Nun begann Leo, seine Weihnachtsmanngeschichte zu erzählen. Wie er diesen Job zum ersten Mal gemacht, ihn aber nie gern ausgeübt hatte. Dass er die Larve brauchte, weil ihm die Kinder immer angesehen hatten, wie ihm alles gegen den Strich ging. Wie er deshalb nach ein paar Jahren aufhören wollte, aber auf den Trichter mit den ethischen Weihnachten gekommen war.
Und Sandra lachte. Sie lachte Tränen, bis es ihm schließlich selbst schon lustig vorkam.
Einmal, erzählte er, war ich bei einer Familie, die waren so vorbildlich, dass ich dachte, hier kann ich mit meiner Masche nicht landen. Die lebten vegan und hatten kein Auto und scheinbar überhaupt keine ökologischen Schulden. Ich dachte schon, das wars jetzt.
Und, fragte Sandra, wat haste jemacht?
Ich fragte, ob ich mal auf Toilette könnte.
Sandra lachte noch lauter. Der Weihnachtsmann muss uffs Klo!

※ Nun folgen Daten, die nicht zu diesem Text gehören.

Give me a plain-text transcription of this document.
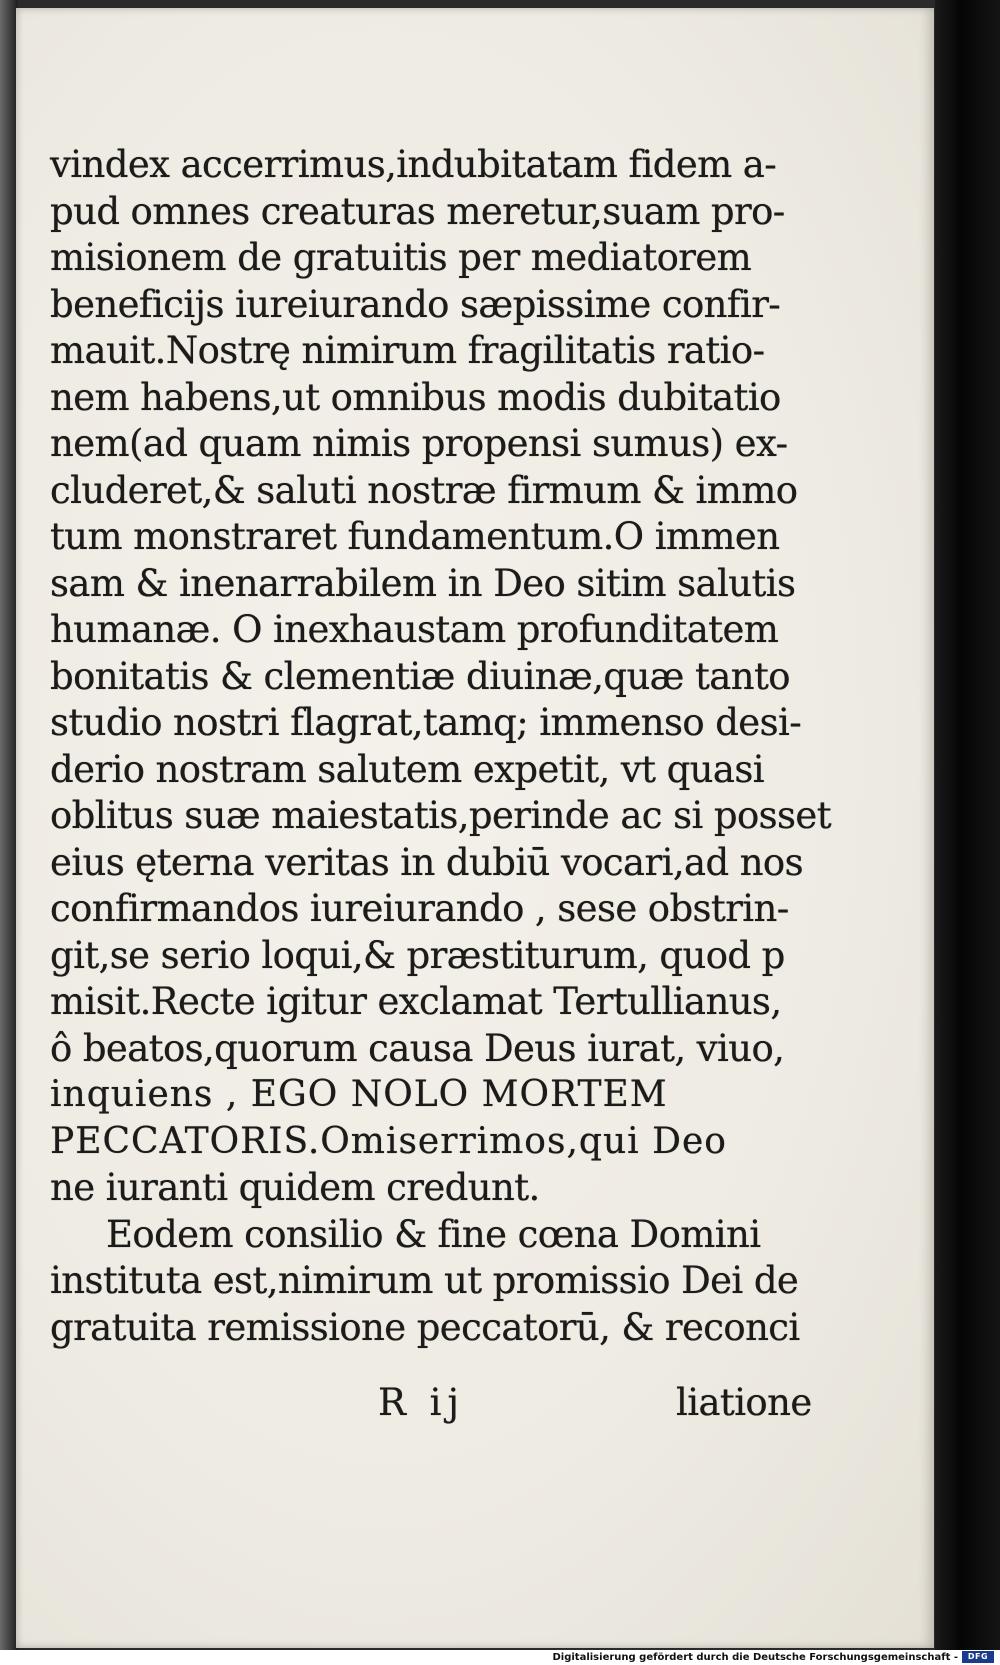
vindex accerrimus,indubitatam fidem a-
pud omnes creaturas meretur,suam pro-
misionem de gratuitis per mediatorem
beneficijs iureiurando sæpissime confir-
mauit.Nostrę nimirum fragilitatis ratio-
nem habens,ut omnibus modis dubitatio
nem(ad quam nimis propensi sumus) ex-
cluderet,& saluti nostræ firmum & immo
tum monstraret fundamentum.O immen
sam & inenarrabilem in Deo sitim salutis
humanæ. O inexhaustam profunditatem
bonitatis & clementiæ diuinæ,quæ tanto
studio nostri flagrat,tamq; immenso desi-
derio nostram salutem expetit, vt quasi
oblitus suæ maiestatis,perinde ac si posset
eius ęterna veritas in dubiū vocari,ad nos
confirmandos iureiurando , sese obstrin-
git,se serio loqui,& præstiturum, quod p
misit.Recte igitur exclamat Tertullianus,
ô beatos,quorum causa Deus iurat, viuo,
inquiens , EGO NOLO MORTEM
PECCATORIS.Omiserrimos,qui Deo
ne iuranti quidem credunt.
Eodem consilio & fine cœna Domini
instituta est,nimirum ut promissio Dei de
gratuita remissione peccatorū, & reconci
R ij	liatione
Digitalisierung gefördert durch die Deutsche Forschungsgemeinschaft -	DFG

Und auf dem Weg zur Toilette sah ich die Flugtickets nach den Seychellen am Spiegel in der Garderobe klemmen. Am zweiten Feiertag sollte es losgehen.

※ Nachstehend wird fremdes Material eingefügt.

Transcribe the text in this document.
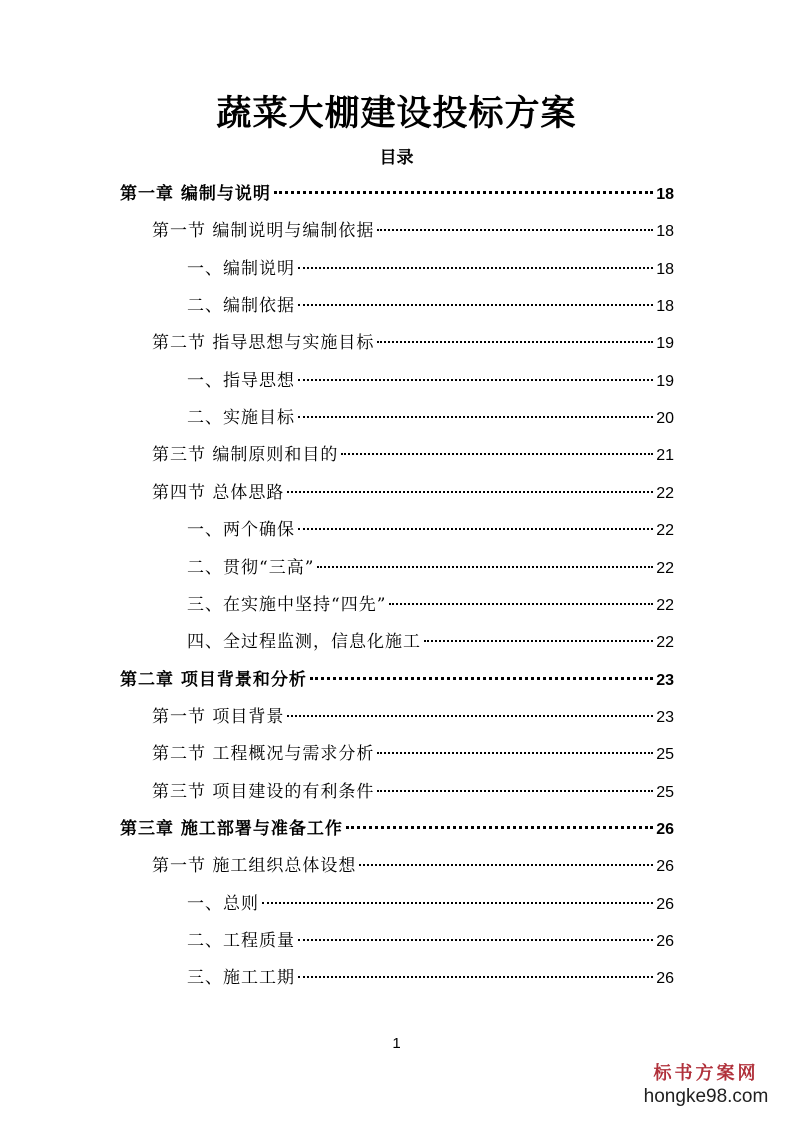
蔬菜大棚建设投标方案
目录
第一章 编制与说明	18
第一节 编制说明与编制依据	18
一、编制说明	18
二、编制依据	18
第二节 指导思想与实施目标	19
一、指导思想	19
二、实施目标	20
第三节 编制原则和目的	21
第四节 总体思路	22
一、两个确保	22
二、贯彻“三高”	22
三、在实施中坚持“四先”	22
四、全过程监测，信息化施工	22
第二章 项目背景和分析	23
第一节 项目背景	23
第二节 工程概况与需求分析	25
第三节 项目建设的有利条件	25
第三章 施工部署与准备工作	26
第一节 施工组织总体设想	26
一、总则	26
二、工程质量	26
三、施工工期	26
1
标书方案网
hongke98.com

Sandra winselte vor Lachen. Und denn?
Dann ging ich erst mal aufs Klo und überlegte. Und als ich in das Weihnachtszimmer zurückkam, brummte ich: Ho, ho, ho, da ist der Weihnachtsmann aber ein bisschen traurig, dass ihr auch noch so weit fliegen müsst, in den Weihnachtsferien! Die Eltern fingen an, ihre Urlaubspläne zu erklären und sich zu rechtfertigen, aber ich schnitt ihnen das Wort ab und sagte: Das geht doch einen Weihnachtsmann nichts an, also wirklich!
Na, und denn?
50 Euro Trinkgeld!
Sandra wieherte. So ging es den ganzen Abend. Leo wurde es nach und nach leichter ums Herz, und er erfuhr auch manches von Sandra.
Als er drei Stunden später unsicheren Schrittes nach Hause ging, warf er die Larve in einen Straßenmülleimer. Diesen Job würde er nicht mehr ausüben können. Vielleicht sollte er es lieber mit einem weihnachtlichen Besuchsdienst versuchen, ohne Larve. Das wäre wohl eine ehrliche Arbeit.